Le secteur médical et paramédical représente à lui seul 43 % des recrutements totaux, soit 1 244 cadres. Cette concentration massive souligne l’excellence de la formation tunisienne, mais pose un défi majeur de disponibilité des soins sur le territoire national.

L’enseignement en seconde position

Avec 620 recrutements (21 %), l’éducation reste un moteur puissant de mobilité. Derrière ces chiffres, on retrouve également :

  • Administration : 214 profils.
  • Culture et Sport : 192 profils.
  • Industrie : 180 compétences.
  • Tourisme et Services : 156 recrutements.

Au-delà du recrutement : L’expertise tunisienne en mode “Soft Power”

L’ATCT ne se contente pas de gérer des départs ; elle orchestre un véritable transfert de savoir-faire. Fin 2025, on dénombre 27 486 coopérants et experts en poste à travers le monde.

  • Répartition globale : 52 % opèrent dans les pays arabes, 31 % en Europe et 13 % au Canada.
  • Coopération Sud-Sud : 22 experts tunisiens ont été dépêchés en 2025 pour conseiller des pays comme le Tchad, la Guinée ou la Jordanie dans les domaines de l’agriculture, de l’irrigation et de la pêche.
  • Formation : 119 cadres africains et arabes ont bénéficié de l’expertise tunisienne via 12 sessions de formation technique.
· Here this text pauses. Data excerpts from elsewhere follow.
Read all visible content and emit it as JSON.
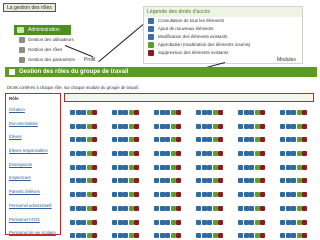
{
  "breadcrumb": "La gestion des rôles",
  "admin_menu": {
    "title": "Administration",
    "items": [
      "Gestion des utilisateurs",
      "Gestion des rôles",
      "Gestion des paramètres"
    ]
  },
  "legend": {
    "title": "Légende des droits d'accès",
    "items": [
      "Consultation de tous les éléments",
      "Ajout de nouveaux éléments",
      "Modification des éléments existants",
      "Approbation (modération des éléments soumis)",
      "Suppression des éléments existants"
    ]
  },
  "labels": {
    "profil": "Profil",
    "modules": "Modules"
  },
  "section_title": "Gestion des rôles du groupe de travail",
  "intro": "Droits conférés à chaque rôle, sur chaque module du groupe de travail :",
  "roles_header": "Rôle",
  "roles": [
    "Création",
    "Documentaliste",
    "Élèves",
    "Élèves responsables",
    "Enseignants",
    "Inspecteurs",
    "Parents d'élèves",
    "Personnel administratif",
    "Personnel ATOS",
    "Personnel de vie scolaire"
  ],
  "module_headers": [
    "",
    "",
    "",
    "",
    "",
    ""
  ],
  "colors": {
    "accent": "#5a9b22",
    "highlight": "#c62828",
    "link": "#2f5f9f"
  }
}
Conclusion : Si la baisse quantitative des recrutements en 2025 offre un répit au marché national, la qualité des profils exportés confirme que la Tunisie reste un réservoir de talents stratégiques. Face à cette “fuite des cerveaux” qui ne dit pas son nom, comment le marché tunisien peut-il transformer cette mobilité en opportunité de retour d’investissement technologique ?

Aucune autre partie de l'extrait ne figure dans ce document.